Travel Protection Membership

Help is just a phone call away if you have a travel protection services membership. With no distance requirement, our rescue services are available whether you’re close to home or on the other side of the world. We get you from the point of illness or injury to the nearest medical facility.


You’ve got the multi-tool, but do you have a mealtime multi-tool? An eating utensil — used for cooking, eating or other useful purposes — should include a knife, fork, spoon, can opener or bottle opener. Many of them fold and unfold, and some come in their own storage pouch.


The American Red Cross recommends one gallon per person, per day. No one could carry that much with them, so you’ll want to have water treatment supplies.

Water Treatment Supplies

Don’t just drink from any nearby water source — be sure to filter and purify the water first.

“Water purification can occur through the use of chemicals (such as chlorine and iodine), by boiling water, or by utilizing UV rays,” Weinstein said.


Zip Bags

Zip bags are a great way to keep items waterproof. Make sure the brand has a sturdy zipper and thicker plastic.

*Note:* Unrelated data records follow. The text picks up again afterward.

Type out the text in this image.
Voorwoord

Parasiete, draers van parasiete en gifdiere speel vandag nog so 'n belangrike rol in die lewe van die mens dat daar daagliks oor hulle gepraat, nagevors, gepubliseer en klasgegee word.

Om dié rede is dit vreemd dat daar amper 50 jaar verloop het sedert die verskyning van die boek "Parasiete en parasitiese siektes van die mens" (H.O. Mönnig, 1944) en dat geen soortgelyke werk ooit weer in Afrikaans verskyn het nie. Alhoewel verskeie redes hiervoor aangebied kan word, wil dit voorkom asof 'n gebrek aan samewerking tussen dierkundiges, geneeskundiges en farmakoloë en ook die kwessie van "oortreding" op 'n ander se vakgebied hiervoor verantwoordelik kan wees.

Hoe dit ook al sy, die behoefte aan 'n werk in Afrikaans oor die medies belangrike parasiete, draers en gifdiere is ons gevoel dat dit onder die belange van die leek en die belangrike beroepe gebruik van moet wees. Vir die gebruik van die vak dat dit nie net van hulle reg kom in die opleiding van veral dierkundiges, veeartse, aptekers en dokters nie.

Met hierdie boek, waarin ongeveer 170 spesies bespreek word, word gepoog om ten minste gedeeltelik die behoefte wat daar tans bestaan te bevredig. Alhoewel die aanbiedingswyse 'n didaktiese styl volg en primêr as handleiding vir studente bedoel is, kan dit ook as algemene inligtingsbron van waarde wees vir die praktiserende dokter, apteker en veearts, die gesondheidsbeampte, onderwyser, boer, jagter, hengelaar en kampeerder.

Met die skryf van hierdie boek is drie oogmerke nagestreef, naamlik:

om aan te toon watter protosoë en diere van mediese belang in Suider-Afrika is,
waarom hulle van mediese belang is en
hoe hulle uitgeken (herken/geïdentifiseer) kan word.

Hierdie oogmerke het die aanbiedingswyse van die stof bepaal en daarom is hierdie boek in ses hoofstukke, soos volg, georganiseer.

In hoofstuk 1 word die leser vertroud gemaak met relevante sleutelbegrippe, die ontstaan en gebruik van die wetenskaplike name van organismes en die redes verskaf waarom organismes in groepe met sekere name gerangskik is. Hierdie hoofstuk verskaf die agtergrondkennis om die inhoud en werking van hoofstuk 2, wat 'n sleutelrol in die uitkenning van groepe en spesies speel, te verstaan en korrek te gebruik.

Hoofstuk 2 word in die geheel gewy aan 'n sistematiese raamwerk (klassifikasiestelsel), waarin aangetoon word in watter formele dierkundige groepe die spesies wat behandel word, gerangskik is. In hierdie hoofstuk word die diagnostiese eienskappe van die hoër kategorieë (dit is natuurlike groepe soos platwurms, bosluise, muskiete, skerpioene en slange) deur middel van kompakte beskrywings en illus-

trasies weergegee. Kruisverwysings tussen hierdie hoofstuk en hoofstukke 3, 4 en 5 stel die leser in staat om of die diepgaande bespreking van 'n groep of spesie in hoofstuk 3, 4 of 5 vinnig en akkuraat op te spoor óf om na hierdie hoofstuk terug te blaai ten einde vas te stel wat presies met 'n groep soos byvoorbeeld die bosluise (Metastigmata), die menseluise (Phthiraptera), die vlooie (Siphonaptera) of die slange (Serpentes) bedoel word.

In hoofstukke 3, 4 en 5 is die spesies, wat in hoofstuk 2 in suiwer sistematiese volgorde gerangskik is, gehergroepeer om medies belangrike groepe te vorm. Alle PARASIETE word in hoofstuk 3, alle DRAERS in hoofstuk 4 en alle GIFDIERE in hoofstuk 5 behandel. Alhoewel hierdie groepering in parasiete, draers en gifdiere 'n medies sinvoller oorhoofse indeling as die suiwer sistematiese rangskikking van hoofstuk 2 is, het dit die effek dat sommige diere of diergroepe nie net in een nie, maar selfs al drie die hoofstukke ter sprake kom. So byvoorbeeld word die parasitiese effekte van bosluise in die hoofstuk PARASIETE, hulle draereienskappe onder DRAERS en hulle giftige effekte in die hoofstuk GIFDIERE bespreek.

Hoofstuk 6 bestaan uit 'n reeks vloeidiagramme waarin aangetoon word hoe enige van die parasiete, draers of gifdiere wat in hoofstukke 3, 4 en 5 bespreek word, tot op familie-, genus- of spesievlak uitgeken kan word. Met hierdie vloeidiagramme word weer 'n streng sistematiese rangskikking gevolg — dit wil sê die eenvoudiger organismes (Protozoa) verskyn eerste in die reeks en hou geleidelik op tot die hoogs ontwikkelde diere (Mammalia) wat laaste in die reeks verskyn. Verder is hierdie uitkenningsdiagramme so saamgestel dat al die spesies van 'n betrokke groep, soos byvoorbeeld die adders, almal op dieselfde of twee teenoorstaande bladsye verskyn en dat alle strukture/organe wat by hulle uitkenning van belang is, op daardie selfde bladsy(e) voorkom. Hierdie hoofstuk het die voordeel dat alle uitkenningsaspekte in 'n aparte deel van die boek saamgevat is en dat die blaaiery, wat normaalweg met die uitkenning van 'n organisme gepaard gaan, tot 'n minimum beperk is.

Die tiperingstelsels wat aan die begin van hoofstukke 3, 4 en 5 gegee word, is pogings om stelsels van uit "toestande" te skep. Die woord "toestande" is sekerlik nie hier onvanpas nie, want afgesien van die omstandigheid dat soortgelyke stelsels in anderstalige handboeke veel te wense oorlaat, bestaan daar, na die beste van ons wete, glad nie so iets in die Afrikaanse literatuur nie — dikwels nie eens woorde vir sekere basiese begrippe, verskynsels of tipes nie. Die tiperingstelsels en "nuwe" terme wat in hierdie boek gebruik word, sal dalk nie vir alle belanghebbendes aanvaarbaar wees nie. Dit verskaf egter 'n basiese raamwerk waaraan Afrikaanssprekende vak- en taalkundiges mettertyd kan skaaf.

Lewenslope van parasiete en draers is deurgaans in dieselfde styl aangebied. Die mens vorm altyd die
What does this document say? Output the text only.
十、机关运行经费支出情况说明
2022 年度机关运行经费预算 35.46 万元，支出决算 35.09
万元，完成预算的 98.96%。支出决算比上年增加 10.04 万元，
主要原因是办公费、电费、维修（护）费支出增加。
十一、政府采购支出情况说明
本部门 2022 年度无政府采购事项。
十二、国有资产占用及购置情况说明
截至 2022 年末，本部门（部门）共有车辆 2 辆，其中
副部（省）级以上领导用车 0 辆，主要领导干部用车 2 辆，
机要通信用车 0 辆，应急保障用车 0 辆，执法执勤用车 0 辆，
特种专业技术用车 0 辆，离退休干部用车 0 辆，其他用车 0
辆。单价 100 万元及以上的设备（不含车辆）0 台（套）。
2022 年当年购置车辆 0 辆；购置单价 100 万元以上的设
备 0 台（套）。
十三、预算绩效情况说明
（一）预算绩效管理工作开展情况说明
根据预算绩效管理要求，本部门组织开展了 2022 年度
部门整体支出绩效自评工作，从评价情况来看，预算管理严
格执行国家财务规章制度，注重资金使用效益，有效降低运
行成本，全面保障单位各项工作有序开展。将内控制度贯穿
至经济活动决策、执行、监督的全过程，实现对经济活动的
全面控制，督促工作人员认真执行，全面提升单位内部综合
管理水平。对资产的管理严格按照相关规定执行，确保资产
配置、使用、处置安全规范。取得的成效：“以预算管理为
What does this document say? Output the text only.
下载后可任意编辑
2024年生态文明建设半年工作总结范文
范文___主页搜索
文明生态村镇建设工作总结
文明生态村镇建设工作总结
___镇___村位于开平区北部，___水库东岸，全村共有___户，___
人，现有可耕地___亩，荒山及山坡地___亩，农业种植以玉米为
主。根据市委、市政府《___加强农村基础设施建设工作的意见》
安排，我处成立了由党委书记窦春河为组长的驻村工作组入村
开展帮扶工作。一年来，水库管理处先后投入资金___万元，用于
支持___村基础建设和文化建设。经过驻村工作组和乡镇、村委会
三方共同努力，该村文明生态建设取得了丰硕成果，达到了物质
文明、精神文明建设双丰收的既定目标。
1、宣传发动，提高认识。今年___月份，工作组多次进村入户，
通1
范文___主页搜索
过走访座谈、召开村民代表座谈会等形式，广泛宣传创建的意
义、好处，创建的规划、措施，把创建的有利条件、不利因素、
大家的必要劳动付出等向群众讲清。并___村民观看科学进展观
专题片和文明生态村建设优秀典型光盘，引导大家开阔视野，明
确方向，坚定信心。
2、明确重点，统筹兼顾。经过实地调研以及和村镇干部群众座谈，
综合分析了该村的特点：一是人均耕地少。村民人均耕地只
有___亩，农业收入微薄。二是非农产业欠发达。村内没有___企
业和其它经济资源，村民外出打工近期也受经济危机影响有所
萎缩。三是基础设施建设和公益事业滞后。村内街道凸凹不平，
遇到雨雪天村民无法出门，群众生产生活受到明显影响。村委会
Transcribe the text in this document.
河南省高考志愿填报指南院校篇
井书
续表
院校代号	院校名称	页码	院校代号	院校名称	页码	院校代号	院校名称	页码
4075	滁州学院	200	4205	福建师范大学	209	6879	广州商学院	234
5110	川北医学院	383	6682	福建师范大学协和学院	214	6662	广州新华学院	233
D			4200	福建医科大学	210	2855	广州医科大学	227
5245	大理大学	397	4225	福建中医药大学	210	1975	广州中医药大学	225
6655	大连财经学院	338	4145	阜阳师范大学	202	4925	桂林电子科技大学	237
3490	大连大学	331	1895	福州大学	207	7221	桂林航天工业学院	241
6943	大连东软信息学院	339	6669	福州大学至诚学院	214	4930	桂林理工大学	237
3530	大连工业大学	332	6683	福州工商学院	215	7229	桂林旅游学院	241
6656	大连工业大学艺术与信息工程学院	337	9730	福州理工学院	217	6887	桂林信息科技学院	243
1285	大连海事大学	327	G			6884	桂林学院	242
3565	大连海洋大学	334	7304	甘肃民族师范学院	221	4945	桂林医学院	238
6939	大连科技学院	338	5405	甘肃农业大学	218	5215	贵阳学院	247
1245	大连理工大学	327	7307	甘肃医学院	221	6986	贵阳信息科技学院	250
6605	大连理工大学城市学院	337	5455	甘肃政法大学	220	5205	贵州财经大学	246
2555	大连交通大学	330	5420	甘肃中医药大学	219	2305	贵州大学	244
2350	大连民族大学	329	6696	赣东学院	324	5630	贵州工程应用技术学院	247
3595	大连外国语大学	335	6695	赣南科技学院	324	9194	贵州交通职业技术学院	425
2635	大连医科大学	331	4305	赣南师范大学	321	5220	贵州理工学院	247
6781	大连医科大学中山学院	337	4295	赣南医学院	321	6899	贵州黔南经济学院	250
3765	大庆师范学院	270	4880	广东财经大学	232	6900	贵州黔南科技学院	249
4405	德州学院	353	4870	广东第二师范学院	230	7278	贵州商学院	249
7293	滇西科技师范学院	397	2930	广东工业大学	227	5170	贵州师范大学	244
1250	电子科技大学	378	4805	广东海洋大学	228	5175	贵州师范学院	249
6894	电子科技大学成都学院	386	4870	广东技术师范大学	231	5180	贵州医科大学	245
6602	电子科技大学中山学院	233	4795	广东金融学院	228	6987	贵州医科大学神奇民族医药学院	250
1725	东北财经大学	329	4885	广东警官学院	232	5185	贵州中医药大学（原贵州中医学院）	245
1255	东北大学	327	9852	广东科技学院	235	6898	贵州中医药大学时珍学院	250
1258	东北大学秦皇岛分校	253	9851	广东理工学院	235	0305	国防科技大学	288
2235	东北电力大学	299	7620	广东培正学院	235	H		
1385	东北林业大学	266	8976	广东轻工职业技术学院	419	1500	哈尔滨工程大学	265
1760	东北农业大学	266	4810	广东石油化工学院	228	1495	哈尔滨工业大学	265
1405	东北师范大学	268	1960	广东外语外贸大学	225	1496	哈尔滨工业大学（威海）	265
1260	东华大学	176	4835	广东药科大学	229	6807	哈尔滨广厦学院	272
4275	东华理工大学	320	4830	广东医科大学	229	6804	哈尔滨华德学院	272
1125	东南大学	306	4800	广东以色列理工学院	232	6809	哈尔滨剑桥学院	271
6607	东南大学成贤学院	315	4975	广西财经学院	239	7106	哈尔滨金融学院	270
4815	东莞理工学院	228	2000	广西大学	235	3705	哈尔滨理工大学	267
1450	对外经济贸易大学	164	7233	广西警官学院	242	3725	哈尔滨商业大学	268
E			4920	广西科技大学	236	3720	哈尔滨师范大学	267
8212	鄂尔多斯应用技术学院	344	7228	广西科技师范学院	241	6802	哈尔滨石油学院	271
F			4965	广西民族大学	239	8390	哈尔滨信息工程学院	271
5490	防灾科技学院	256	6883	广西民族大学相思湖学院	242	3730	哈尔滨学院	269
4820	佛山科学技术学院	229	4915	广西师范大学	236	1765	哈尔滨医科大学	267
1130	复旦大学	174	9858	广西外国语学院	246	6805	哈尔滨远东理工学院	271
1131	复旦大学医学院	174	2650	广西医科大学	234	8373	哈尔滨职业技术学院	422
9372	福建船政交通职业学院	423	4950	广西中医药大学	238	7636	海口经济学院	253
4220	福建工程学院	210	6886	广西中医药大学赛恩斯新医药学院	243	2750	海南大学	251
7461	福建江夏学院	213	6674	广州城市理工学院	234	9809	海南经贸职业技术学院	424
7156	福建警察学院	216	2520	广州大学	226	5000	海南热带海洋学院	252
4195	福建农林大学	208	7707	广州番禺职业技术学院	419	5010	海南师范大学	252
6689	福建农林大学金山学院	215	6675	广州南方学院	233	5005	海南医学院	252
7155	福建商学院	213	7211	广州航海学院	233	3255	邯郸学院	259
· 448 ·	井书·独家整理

GearJunkie lists all the uses for this versatile survival kit item: store toilet paper, keep electronics dry, organize snacks, keep fire starters dry/organized, pack out trash and catch rainwater.

Survival Essentials Are Not All You Need

Bush stresses there is no such thing as a comprehensive survival kit. “It takes a lot more than a small assortment of bouillon cubes, fishing hooks, a tiny compass and waterproof matches to survive in the wilderness after you find yourself in over your head, beyond your capabilities and perhaps even in a life-threatening situation,” Bush said.

Surviving in the wilderness longer than anticipated requires nearly all the items you used throughout the trip. This includes your cellphone, map and compass, GPS, headlamp, water bottle and aluminum cup, food, first-aid kit, extra outerwear, and your sleeping bag or a space blanket, depending on the weather. If you have been out longer or are perhaps injured, you’ll need to extend the life of those items — having extra batteries or charging capability for your electronics and an extra lighter to start a signal or warming fire.

“If your trip into the wilderness is well planned, balanced with your ability and you have the right equipment, what may usually be thought of as a survival situation merely becomes a short delay or an inconvenience,” Bush said.